Tapes, Arrests, Arms Charges in Lead up to April Rallies
For the third consecutive day, the Georgian authorities are releasing piece-by-piece video and audio tapes implicating some opposition activists on arms charges less than three weeks before the planned April 9 protest rallies.
The first episode from the series of covertly recorded tapes involved four persons affiliated with former parliamentary chairperson Nino Burjanadze’s opposition party and one person not directly linked with the Burjanadze’s party. The second episode from the series, released on March 24, involves two activists from a low-profile Movement for Salvation of Georgia.
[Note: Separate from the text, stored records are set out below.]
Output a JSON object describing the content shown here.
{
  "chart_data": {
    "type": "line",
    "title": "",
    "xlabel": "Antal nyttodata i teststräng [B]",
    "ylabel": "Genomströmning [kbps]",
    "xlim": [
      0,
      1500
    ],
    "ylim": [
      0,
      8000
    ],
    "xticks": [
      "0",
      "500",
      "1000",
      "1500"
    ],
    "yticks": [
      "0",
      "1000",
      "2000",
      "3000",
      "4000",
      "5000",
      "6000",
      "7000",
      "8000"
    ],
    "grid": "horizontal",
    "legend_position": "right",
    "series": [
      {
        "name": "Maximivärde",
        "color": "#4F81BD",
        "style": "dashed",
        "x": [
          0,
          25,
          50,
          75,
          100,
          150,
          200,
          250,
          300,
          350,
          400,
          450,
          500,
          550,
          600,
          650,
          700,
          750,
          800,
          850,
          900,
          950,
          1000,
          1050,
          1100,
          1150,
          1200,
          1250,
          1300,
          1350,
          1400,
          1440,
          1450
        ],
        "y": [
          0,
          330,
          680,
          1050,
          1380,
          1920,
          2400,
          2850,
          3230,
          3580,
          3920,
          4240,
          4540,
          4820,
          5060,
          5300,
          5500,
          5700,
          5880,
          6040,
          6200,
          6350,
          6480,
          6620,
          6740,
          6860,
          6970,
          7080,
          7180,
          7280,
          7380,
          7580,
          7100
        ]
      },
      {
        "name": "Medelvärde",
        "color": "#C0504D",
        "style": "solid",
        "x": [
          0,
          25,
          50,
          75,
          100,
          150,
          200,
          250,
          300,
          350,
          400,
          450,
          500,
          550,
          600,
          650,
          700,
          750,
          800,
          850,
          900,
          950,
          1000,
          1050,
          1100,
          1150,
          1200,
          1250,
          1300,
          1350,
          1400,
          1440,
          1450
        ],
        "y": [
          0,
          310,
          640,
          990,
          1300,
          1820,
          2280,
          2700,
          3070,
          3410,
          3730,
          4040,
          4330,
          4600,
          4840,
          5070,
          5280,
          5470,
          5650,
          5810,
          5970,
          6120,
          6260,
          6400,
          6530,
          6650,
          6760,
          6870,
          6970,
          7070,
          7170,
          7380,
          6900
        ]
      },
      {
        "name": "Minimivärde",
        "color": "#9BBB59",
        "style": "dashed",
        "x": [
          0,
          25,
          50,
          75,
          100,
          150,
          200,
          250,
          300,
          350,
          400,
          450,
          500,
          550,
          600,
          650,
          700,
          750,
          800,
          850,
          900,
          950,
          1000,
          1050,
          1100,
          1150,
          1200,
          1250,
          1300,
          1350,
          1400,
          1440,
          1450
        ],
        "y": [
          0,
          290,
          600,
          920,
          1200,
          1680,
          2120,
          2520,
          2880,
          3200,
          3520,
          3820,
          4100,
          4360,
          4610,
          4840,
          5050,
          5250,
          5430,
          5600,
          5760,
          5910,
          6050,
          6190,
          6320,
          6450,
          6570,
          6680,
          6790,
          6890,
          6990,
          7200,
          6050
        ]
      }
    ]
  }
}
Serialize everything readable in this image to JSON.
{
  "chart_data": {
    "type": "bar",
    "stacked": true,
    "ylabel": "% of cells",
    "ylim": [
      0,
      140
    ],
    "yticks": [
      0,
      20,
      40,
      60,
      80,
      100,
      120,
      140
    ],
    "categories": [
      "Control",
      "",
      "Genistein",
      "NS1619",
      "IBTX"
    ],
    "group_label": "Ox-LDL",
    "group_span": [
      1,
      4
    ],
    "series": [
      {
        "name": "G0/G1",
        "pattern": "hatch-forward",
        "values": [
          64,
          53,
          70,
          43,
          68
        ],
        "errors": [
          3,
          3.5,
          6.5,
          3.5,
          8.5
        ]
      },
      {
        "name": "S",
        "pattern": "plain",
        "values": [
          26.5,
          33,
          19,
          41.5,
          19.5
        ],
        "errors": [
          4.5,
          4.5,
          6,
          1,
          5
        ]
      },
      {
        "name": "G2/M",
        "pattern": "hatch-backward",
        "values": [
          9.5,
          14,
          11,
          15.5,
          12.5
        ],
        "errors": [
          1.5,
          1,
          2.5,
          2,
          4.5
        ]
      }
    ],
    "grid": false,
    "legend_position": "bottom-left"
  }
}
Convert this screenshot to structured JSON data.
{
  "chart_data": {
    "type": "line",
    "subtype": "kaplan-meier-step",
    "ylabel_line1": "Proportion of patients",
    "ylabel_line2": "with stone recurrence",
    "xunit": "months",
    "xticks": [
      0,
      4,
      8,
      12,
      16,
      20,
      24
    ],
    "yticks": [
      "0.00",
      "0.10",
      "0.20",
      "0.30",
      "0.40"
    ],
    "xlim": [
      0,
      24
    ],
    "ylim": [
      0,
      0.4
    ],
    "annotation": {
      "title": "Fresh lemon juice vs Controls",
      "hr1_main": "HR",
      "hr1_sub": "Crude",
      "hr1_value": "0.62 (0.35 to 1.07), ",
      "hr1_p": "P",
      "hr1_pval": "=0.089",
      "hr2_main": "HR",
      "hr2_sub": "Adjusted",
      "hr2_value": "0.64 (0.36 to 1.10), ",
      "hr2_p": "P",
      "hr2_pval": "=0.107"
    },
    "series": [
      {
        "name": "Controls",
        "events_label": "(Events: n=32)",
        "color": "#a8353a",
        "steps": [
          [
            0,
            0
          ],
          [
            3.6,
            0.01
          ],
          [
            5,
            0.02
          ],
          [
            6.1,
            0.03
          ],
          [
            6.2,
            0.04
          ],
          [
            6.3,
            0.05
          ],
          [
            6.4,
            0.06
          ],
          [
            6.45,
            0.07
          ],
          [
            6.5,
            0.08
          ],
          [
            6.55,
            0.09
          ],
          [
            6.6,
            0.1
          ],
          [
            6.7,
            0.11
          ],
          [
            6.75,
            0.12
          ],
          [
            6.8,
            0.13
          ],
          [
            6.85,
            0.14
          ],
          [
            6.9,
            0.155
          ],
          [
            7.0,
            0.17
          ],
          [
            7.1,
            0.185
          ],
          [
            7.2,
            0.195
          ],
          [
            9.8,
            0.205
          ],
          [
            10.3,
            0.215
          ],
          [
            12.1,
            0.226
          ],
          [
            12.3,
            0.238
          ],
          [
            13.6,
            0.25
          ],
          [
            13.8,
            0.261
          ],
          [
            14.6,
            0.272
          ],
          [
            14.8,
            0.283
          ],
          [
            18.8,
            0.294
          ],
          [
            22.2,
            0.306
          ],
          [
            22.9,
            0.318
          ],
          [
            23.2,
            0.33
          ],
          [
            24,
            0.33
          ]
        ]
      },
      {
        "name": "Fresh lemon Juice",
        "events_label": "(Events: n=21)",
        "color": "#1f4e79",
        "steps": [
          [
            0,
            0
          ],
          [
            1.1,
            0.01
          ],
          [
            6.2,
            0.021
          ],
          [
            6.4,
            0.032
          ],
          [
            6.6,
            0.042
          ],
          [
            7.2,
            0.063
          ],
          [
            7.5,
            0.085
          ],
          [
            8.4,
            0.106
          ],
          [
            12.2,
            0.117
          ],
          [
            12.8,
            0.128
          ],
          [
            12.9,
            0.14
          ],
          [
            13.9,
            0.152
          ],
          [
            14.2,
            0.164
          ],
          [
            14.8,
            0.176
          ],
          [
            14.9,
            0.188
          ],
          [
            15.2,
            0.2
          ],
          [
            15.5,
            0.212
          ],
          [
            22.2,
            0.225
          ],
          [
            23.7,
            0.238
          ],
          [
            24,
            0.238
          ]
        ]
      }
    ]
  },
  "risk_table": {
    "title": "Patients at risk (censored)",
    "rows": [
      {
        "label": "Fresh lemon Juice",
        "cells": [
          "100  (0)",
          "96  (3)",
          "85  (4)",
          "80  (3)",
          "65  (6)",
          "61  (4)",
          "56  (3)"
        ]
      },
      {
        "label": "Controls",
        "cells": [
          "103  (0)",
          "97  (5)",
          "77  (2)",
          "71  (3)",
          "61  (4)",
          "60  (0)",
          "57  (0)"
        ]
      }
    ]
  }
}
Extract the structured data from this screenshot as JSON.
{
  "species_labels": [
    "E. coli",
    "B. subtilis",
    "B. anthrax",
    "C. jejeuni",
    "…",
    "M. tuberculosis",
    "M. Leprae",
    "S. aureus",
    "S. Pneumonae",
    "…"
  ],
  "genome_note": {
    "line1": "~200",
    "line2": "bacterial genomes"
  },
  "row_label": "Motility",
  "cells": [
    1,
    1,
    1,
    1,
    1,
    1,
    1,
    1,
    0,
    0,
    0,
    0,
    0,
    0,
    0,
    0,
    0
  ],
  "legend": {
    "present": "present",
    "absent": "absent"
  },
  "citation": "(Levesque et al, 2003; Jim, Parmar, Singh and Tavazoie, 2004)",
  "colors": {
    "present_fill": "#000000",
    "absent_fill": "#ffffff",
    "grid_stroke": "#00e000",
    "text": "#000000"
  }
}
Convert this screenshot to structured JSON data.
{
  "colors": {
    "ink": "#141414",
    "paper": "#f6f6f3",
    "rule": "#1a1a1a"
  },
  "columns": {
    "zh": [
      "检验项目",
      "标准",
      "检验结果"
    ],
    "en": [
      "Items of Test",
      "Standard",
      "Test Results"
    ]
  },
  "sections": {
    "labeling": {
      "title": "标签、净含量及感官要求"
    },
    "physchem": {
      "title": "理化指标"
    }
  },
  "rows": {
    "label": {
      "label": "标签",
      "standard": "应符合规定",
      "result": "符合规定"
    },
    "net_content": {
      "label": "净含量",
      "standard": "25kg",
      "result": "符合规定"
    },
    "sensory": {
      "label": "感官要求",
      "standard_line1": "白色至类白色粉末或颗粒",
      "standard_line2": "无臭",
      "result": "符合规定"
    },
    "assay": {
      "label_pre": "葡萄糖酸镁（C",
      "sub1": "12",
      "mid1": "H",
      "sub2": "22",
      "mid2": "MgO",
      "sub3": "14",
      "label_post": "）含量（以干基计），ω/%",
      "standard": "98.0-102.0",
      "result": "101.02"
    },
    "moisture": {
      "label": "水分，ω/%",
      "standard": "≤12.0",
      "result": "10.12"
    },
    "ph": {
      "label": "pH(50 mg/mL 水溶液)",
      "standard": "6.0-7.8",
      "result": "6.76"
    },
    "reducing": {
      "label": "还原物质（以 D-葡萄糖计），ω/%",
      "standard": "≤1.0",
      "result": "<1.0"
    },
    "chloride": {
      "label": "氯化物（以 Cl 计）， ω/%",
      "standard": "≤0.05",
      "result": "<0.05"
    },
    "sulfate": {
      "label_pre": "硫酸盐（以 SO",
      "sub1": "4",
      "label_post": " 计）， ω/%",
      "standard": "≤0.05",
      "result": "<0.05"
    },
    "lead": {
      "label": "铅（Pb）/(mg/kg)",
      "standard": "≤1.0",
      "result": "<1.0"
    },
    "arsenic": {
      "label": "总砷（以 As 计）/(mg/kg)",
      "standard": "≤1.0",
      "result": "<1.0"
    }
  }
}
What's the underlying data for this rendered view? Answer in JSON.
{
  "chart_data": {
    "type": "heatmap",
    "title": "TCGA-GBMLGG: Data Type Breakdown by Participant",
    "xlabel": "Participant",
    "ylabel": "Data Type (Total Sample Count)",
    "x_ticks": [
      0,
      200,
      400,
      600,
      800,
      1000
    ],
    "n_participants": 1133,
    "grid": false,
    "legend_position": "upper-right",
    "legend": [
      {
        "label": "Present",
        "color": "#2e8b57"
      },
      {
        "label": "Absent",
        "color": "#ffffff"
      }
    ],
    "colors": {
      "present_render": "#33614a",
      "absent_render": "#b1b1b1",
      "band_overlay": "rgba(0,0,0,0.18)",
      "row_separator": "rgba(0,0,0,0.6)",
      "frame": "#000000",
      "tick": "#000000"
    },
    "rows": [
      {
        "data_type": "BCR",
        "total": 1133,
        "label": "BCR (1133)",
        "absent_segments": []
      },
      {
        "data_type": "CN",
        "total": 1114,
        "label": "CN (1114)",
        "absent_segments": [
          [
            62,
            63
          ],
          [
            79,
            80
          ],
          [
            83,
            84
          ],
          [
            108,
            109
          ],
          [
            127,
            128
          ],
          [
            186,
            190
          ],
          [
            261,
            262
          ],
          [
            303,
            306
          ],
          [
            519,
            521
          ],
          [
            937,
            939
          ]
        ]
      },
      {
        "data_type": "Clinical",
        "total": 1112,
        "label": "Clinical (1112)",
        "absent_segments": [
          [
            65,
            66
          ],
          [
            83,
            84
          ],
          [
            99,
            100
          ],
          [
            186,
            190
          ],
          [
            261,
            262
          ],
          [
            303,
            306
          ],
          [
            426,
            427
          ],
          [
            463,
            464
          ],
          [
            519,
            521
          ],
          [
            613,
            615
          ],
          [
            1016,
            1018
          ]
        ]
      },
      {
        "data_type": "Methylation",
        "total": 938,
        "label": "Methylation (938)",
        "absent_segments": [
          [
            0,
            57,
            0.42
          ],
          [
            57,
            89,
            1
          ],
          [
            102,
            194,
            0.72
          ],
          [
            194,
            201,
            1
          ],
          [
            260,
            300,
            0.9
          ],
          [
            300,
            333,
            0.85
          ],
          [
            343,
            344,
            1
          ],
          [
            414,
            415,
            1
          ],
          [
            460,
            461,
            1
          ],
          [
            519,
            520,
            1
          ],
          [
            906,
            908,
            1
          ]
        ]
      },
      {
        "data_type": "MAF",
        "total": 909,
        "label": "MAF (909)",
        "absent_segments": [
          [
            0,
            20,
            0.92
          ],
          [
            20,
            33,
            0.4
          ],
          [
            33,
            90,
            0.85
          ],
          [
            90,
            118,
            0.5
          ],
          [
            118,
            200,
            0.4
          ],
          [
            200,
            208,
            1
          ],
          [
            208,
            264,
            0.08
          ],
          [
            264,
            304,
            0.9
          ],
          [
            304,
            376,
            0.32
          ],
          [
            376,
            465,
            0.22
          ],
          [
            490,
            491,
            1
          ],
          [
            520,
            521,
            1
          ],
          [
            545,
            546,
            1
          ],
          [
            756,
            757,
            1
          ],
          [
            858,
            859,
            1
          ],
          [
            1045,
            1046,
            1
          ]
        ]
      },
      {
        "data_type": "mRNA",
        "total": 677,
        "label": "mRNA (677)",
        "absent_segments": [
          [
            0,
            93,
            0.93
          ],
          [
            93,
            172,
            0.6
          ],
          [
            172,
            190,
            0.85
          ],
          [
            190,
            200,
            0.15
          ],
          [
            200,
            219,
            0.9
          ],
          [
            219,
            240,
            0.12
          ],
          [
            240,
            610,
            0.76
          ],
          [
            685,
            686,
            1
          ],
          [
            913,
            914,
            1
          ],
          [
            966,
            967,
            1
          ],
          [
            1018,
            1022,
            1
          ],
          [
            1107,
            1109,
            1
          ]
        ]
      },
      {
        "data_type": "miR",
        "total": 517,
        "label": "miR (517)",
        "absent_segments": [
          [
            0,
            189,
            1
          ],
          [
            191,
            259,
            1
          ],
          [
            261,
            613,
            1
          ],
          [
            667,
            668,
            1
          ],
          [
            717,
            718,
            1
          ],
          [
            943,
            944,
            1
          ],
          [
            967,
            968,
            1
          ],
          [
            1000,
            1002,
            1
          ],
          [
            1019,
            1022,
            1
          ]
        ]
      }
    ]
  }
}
The third package was unveiled on March 25 and involves three separate video tapes, which the Interior Ministry claims, implicate Nino Burjanadze’s party activists – Zurab Avaliani, Davit Gogrochadze and Roin Bugashvili in criminal actions related with “plans to use arm” and “provoking civil war.”
The Georgian nationwide television stations are repeatedly airing the tapes in their news bulletins in recent days.
Total of nine activists from her party were arrested; no word has been said by the investigation so far about remaining two activists – Nugzar Gogrichidze and Vakhtang Tushmalashvili.
A tactic of the official investigation, as well as of politicians from the ruling party speaking on the matter in recent days, involves not making any direct link between the series of arrests and any political party. Police said that its undercover operation aimed at revealing cases of illegal arms purchases and the investigation does not claim any political conspiracy behind these cases, at least for now.
Some opposition politicians, meanwhile, suggest that through this tactic the authorities are trying to discredit the opposition parties, or at least the group of those parties, which are organizers of the planned April 9 protest rally to demand President Saakashvili’s resignation. Nino Burjanadze’s Democratic Movement–United Georgia (DMUG) is among those parties.
Some opposition politicians are tend to make parallels to the events of November, 2007, when the Interior Ministry released audio and video tapes through which the authorities claimed that opposition behind the street protest at that time was linked with the Kremlin. The tapes were released on November 7, 2007 when the riot police broke up anti-government rallies in Tbilisi.
Lawmakers from the ruling party, however, are recalling events of early 1990s in Georgia, when late President Zviad Gamsakhurdia was ousted in armed coup.
“There still are people in Georgia, who even after 18 years are trying to repeat the scenario of the early nineties,” MP Petre Tsiskarishvili, the leader of parliamentary majority, said on March 24.